Switching from Jekyll to 11ty

| 3 min read

Despite talking about how and why everyone else should write a blog, I have clearly ignored my own advice and instead spent time switching this blog from Jekyll to 11ty, a JS based static site generator. It was fun to mess around with 11ty and Github actions, and it gives me something to write about.

NOTE: I originally wrote this around Sept/Oct '21. I've been playing with eleventy internally, but only just got round to pushing and publishing Jan '22.

Why change from Jekyll

There's no right or wrong software to use in most cases. I feel a good piece of software shouldn't get in the way. Jekyll can get in the way by being quite slow as a result of being bloated with age. In Jekyll's defence, it was also largely my own lack of time and patience for Ruby that contributed to the change.

Jekyll was nice when it worked, but I had a few different issues getting it to build with certain plugins and settings in Github actions vs my local machines, and fixing often found me Googling basic Ruby stuff.

I spend my personal and professional time nerding around - I know how much I don't know, and I don't know Ruby. It's probably not hard to learn, but I just don't want to have to learn it right now.

Why change to 11ty

I do a lot of writing and note taking in markdown, and 11ty is also a markdown based static site generator, like Jekyll.

I write a bunch of Typescript and Javascript for my day job. It's not my favourite language, but I'm more fluent in it than most other languages these days. 11ty is written in Javascript, so it all feels a lot more familiar to me. It's also a lot quicker, lighter, smaller and easier for me in general compared to Jekyll.

11ty is also one of the newer static site generators, and I like shiny new thing.
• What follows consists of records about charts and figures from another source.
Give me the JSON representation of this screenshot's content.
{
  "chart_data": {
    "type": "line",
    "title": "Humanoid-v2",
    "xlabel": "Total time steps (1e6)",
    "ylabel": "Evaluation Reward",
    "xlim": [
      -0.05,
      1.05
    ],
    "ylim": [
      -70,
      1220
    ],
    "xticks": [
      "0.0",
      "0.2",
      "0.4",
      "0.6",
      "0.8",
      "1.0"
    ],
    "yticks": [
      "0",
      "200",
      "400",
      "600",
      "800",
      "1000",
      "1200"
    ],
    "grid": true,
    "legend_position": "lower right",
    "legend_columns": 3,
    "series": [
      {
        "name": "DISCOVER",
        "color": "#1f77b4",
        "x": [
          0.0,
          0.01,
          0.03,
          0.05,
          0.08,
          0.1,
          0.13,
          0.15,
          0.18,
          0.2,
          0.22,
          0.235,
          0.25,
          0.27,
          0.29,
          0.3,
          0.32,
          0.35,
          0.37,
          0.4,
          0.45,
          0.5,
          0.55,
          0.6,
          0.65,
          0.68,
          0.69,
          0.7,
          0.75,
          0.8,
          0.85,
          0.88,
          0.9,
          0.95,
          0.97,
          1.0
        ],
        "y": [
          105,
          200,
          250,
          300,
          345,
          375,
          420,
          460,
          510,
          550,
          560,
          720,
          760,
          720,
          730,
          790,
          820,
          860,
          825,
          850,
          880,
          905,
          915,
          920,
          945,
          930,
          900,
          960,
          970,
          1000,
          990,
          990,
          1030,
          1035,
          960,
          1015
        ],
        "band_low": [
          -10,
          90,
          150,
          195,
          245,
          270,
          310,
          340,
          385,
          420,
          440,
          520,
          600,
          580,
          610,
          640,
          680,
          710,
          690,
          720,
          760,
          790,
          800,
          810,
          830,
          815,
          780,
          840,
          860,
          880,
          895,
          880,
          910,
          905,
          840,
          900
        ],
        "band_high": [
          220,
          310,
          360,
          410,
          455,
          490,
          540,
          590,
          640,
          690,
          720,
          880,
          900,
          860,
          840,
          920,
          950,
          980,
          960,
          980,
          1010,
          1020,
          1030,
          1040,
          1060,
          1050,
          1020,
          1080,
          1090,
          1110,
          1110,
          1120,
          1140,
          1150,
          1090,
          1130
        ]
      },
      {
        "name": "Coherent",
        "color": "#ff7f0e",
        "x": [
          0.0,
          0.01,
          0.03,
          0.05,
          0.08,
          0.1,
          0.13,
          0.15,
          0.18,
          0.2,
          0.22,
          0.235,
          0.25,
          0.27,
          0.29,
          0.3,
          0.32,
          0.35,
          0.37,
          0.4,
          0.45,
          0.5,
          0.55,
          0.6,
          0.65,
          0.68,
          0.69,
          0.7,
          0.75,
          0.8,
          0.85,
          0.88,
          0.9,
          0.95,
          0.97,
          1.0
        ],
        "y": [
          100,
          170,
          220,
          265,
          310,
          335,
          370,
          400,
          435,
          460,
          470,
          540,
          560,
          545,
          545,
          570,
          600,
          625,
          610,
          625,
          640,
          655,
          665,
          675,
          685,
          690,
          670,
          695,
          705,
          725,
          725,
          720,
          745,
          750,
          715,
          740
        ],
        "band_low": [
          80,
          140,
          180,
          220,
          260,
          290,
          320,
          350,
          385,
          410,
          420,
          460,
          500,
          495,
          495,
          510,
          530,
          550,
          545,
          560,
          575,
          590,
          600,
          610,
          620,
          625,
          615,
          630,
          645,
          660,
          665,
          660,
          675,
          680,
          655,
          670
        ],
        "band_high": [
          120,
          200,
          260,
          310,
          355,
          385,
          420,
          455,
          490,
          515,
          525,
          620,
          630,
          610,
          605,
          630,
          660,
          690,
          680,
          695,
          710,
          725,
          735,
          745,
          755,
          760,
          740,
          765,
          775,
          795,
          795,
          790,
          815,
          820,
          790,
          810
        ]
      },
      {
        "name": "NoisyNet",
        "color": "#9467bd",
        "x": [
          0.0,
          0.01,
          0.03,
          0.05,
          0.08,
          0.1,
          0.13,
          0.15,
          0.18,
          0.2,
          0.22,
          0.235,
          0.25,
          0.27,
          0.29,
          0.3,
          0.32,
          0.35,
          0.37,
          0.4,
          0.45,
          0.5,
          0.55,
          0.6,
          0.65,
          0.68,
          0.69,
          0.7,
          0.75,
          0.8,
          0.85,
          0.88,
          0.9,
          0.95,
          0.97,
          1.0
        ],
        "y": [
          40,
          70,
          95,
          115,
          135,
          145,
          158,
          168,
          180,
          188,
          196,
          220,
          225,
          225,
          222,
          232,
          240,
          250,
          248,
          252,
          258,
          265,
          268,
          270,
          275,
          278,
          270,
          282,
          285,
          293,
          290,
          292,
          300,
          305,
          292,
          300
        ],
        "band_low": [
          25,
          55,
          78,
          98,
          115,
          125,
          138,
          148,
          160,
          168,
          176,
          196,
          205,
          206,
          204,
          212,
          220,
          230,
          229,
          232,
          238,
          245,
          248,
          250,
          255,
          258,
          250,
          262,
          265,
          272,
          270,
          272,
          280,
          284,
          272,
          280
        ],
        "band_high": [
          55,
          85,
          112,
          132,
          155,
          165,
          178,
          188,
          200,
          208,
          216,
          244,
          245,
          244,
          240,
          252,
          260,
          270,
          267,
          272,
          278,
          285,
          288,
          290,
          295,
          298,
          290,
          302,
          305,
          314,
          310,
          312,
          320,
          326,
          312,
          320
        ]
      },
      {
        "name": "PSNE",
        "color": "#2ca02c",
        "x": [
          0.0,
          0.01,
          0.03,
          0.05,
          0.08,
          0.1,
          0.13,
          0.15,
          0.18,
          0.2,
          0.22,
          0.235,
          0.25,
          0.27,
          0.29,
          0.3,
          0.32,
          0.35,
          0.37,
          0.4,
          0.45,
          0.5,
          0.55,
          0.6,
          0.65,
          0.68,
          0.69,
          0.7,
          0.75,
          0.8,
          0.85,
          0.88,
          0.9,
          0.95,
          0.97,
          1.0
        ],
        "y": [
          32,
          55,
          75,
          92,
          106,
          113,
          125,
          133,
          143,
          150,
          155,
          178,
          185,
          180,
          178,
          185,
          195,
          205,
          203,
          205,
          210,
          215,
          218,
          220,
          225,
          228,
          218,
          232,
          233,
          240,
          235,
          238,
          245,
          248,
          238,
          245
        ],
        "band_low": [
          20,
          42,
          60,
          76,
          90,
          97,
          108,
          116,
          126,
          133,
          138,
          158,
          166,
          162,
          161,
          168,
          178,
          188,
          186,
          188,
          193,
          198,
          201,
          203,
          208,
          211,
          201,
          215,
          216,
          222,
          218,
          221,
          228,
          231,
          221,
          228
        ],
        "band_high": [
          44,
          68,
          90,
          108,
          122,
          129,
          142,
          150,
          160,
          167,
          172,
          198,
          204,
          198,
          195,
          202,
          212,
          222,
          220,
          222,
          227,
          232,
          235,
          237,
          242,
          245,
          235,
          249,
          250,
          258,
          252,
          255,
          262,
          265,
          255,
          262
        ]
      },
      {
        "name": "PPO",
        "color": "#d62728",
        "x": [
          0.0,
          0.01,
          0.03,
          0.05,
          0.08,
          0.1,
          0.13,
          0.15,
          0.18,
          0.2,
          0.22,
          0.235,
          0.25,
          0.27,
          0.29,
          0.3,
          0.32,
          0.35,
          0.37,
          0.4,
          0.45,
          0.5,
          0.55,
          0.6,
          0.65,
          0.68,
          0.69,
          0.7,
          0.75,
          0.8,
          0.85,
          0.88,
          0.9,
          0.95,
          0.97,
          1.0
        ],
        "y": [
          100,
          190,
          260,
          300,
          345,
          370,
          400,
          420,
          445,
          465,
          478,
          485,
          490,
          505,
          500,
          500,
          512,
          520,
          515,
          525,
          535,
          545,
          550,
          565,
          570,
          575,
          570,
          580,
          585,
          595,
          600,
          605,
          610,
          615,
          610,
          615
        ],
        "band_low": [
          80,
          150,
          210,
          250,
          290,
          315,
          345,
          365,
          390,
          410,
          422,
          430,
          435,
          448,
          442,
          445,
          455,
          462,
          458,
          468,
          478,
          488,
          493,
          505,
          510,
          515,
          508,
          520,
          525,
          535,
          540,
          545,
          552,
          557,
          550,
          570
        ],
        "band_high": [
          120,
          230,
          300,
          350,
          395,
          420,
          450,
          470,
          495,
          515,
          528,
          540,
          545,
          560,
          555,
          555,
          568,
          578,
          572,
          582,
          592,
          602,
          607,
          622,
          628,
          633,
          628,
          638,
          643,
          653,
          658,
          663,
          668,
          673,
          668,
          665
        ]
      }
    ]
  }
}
For the indecisive: running Jekyll and 11ty together

Just in case I wanted to go back, I extracted my 2 - 3 posts from Jekyll into a separate folder outside the Jekyll hierarchy. I then setup eleventy-duo and symlinked the posts folder in there. In github, I now also have 2 actions: one which builds Jekyll, one which builds 11ty, set to build when either CMS or posts are updated.

name: Eleventy

on:
workflow_dispatch:
push:
paths:
- eleventy*/**
- posts

(I also include workflow_dispatch in most actions so I can kick them off via github UI if needed.)

I was hoping to be able to get them both working flawlessly together, I created separate Github Action workflows for Jekyll and 11ty, triggering each on changes to its own folder. However, minor differences around post handling thwarted me: I had to manually move the post dates from the filenames into the frontmatter for 11ty.

It probably is possible to get 11ty to use Jekyll's post dates, or vice-versa, but I'd already decided I preferred 11ty - and it was hardly a vast anthology of posts to manually update - so there was no need to get the Jekyll side working. I might pick it up again later if I try another static site generator.

Conclusion

11ty powers this blog now. It's faster and newer than Jekyll, and a lot easier if you're familiar with JS. Ultimately, both are markdown based static site generators, so it's easy to migrate. It's probably possible to have a fully working hybrid where the same set of content markdown files power a few different static site generators to see how they compare, but that's overkill here, for the time being.

I'm starting to feel like these sorts of migrations and tech stack swaps are almost a right of passage for anyone exploring static site generators - especially for a personal blog!